The collection of genomes and genes from the members of a microbial community.

Pathobionts

Resident microorganisms with pathogenic potential, harmless to the host under normal conditions.

Osmolality

A concentration of osmotic solution expressed as the number of solute particles in 1 kg of solvent.

Microbial culturomics

An approach to identifying unknown bacteria that inhabit the human body utilizing bacterial culture techniques to provide unique insights into host–bacteria relationships.

Metagenomics

An approach to characterizing microbial communities at genome and gene level without requiring culturing.

Oestrobolome

The collection of microorganisms (and their genes) that are able to metabolize oestrogens.

Metabolomic studies

Studies of small molecules (metabolites), which are substrates, intermediates and products of metabolism within microorganisms, cells, tissues or body fluids.

Metabolomes

The collections of small molecules (metabolites) and interactions among these molecules within a biological system.

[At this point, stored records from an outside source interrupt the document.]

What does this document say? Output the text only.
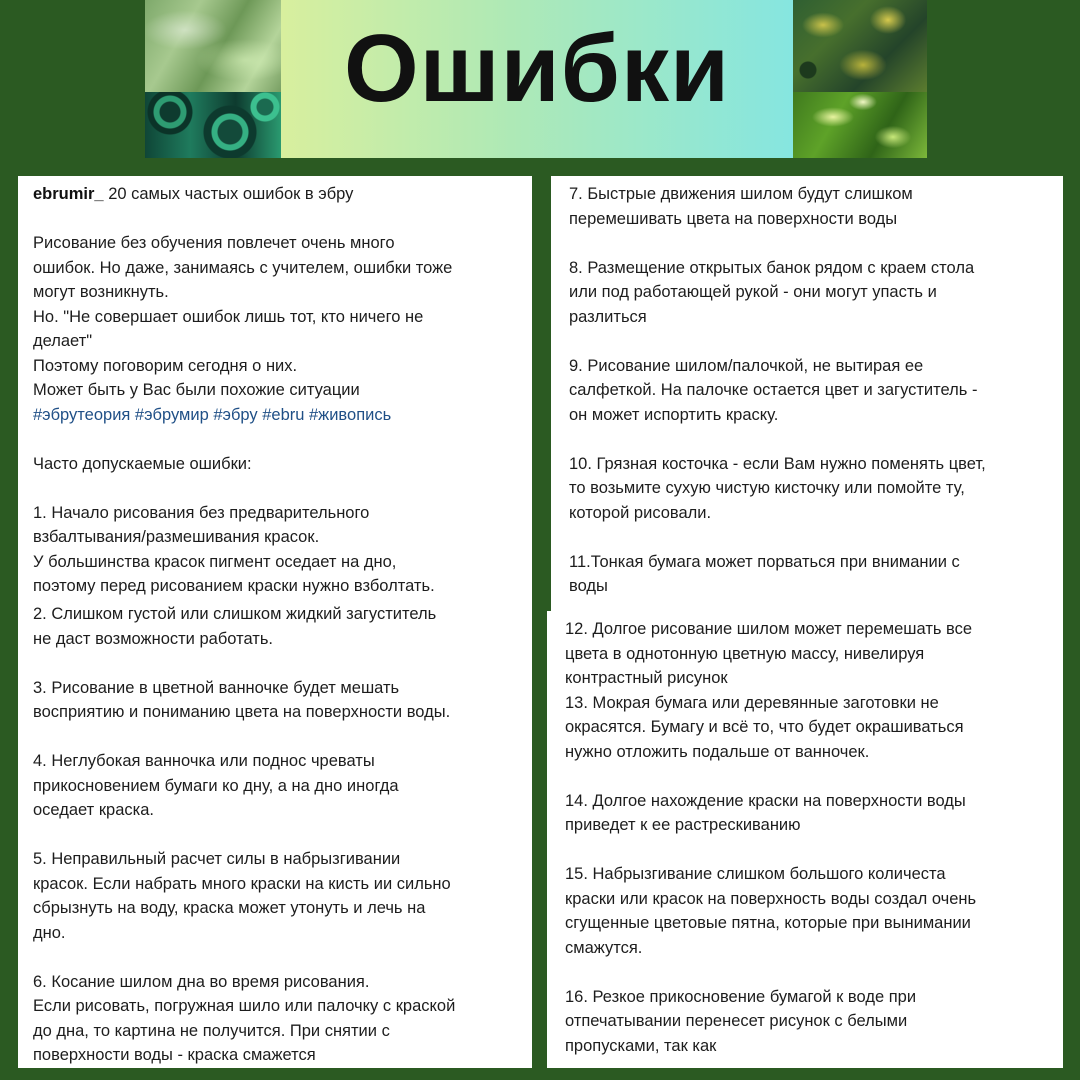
Ошибки
ebrumir_ 20 самых частых ошибок в эбру
Рисование без обучения повлечет очень много
ошибок. Но даже, занимаясь с учителем, ошибки тоже
могут возникнуть.
Но. "Не совершает ошибок лишь тот, кто ничего не
делает"
Поэтому поговорим сегодня о них.
Может быть у Вас были похожие ситуации
#эбрутеория #эбрумир #эбру #ebru #живопись
Часто допускаемые ошибки:
1. Начало рисования без предварительного
взбалтывания/размешивания красок.
У большинства красок пигмент оседает на дно,
поэтому перед рисованием краски нужно взболтать.
2. Слишком густой или слишком жидкий загуститель
не даст возможности работать.
3. Рисование в цветной ванночке будет мешать
восприятию и пониманию цвета на поверхности воды.
4. Неглубокая ванночка или поднос чреваты
прикосновением бумаги ко дну, а на дно иногда
оседает краска.
5. Неправильный расчет силы в набрызгивании
красок. Если набрать много краски на кисть ии сильно
сбрызнуть на воду, краска может утонуть и лечь на
дно.
6. Косание шилом дна во время рисования.
Если рисовать, погружная шило или палочку с краской
до дна, то картина не получится. При снятии с
поверхности воды - краска смажется
7. Быстрые движения шилом будут слишком
перемешивать цвета на поверхности воды
8. Размещение открытых банок рядом с краем стола
или под работающей рукой - они могут упасть и
разлиться
9. Рисование шилом/палочкой, не вытирая ее
салфеткой. На палочке остается цвет и загуститель -
он может испортить краску.
10. Грязная косточка - если Вам нужно поменять цвет,
то возьмите сухую чистую кисточку или помойте ту,
которой рисовали.
11.Тонкая бумага может порваться при внимании с
воды
12. Долгое рисование шилом может перемешать все
цвета в однотонную цветную массу, нивелируя
контрастный рисунок
13. Мокрая бумага или деревянные заготовки не
окрасятся. Бумагу и всё то, что будет окрашиваться
нужно отложить подальше от ванночек.
14. Долгое нахождение краски на поверхности воды
приведет к ее растрескиванию
15. Набрызгивание слишком большого количеста
краски или красок на поверхность воды создал очень
сгущенные цветовые пятна, которые при вынимании
смажутся.
16. Резкое прикосновение бумагой к воде при
отпечатывании перенесет рисунок с белыми
пропусками, так как
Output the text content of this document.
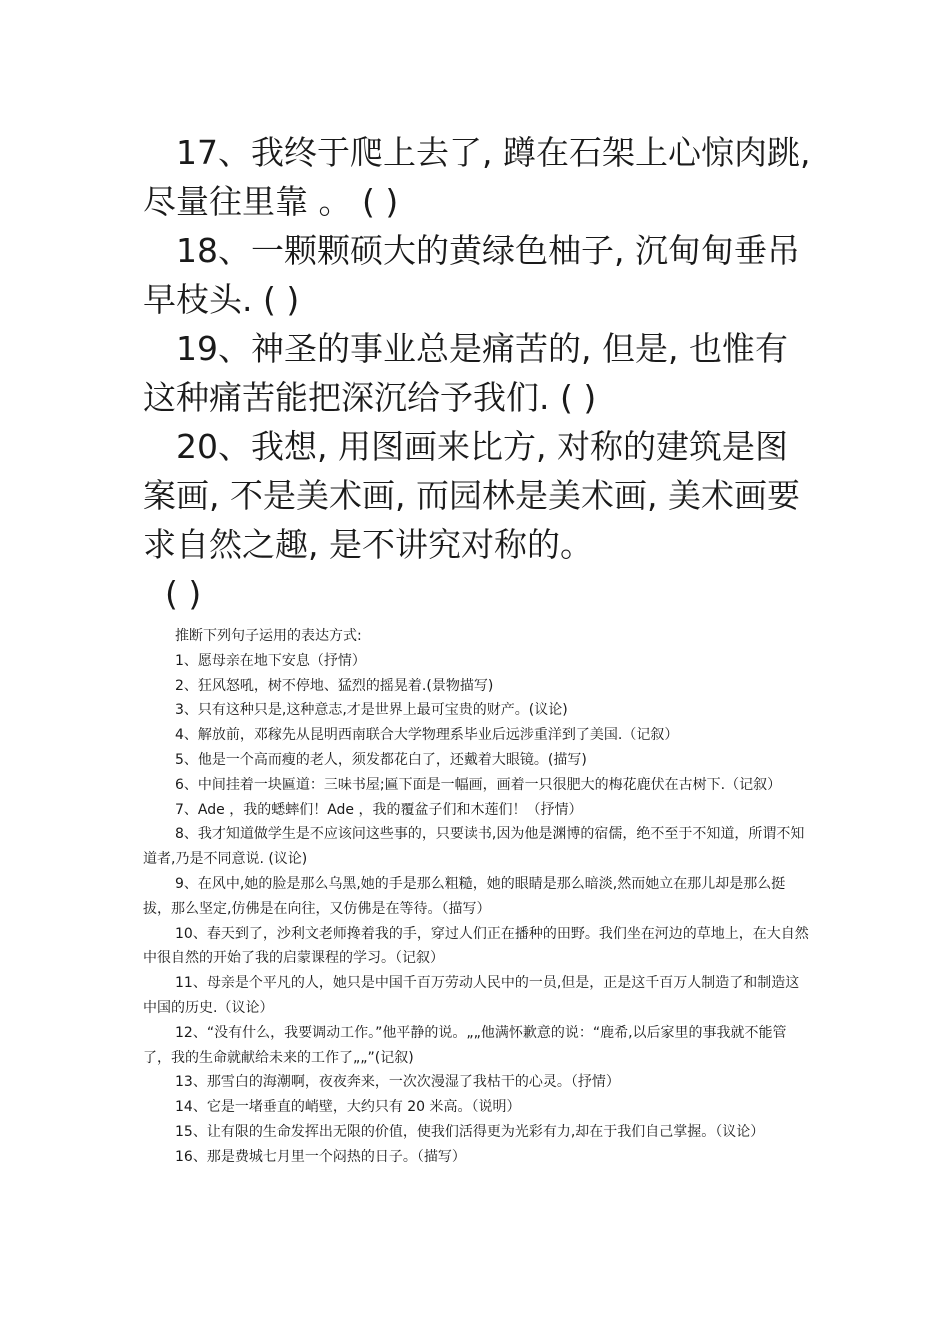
17、我终于爬上去了, 蹲在石架上心惊肉跳, 尽量往里靠 。 ( )

18、一颗颗硕大的黄绿色柚子, 沉甸甸垂吊早枝头. ( )

19、神圣的事业总是痛苦的, 但是, 也惟有这种痛苦能把深沉给予我们. ( )

20、我想, 用图画来比方, 对称的建筑是图案画, 不是美术画, 而园林是美术画, 美术画要求自然之趣, 是不讲究对称的。

( )

推断下列句子运用的表达方式:

1、愿母亲在地下安息（抒情）

2、狂风怒吼，树不停地、猛烈的摇晃着.(景物描写)

3、只有这种只是,这种意志,才是世界上最可宝贵的财产。(议论)

4、解放前，邓稼先从昆明西南联合大学物理系毕业后远涉重洋到了美国.（记叙）

5、他是一个高而瘦的老人，须发都花白了，还戴着大眼镜。(描写)

6、中间挂着一块匾道：三味书屋;匾下面是一幅画，画着一只很肥大的梅花鹿伏在古树下.（记叙）

7、Ade ，我的蟋蟀们！Ade ，我的覆盆子们和木莲们！（抒情）

8、我才知道做学生是不应该问这些事的，只要读书,因为他是渊博的宿儒，绝不至于不知道，所谓不知道者,乃是不同意说. (议论)

9、在风中,她的脸是那么乌黑,她的手是那么粗糙，她的眼睛是那么暗淡,然而她立在那儿却是那么挺拔，那么坚定,仿佛是在向往，又仿佛是在等待。（描写）

10、春天到了，沙利文老师搀着我的手，穿过人们正在播种的田野。我们坐在河边的草地上，在大自然中很自然的开始了我的启蒙课程的学习。（记叙）

11、母亲是个平凡的人，她只是中国千百万劳动人民中的一员,但是，正是这千百万人制造了和制造这中国的历史.（议论）

12、“没有什么，我要调动工作。”他平静的说。„„他满怀歉意的说：“鹿希,以后家里的事我就不能管了，我的生命就献给未来的工作了„„”(记叙)

13、那雪白的海潮啊，夜夜奔来，一次次漫湿了我枯干的心灵。（抒情）

14、它是一堵垂直的峭壁，大约只有 20 米高。（说明）

15、让有限的生命发挥出无限的价值，使我们活得更为光彩有力,却在于我们自己掌握。（议论）

16、那是费城七月里一个闷热的日子。（描写）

Faecal microbiota transplantation (FMT)

A process of transplantation of faecal material from a healthy individual to a recipient for restoration of the gut microbiota.

Probiotics

Live microorganisms that confer a health benefit on the host when taken as a dietary supplement in adequate amounts.

Biofilm

An assemblage of microbial cells that form on and coat various surfaces.

Vaginal microbiota transplantation (VMT)

A process of transplantation of vaginal secretions from a healthy individual to a recipient for restoration of the vaginal microbiota.

Microbiomics

The study of microbial communities inhabiting a particular environment (for example, the human body).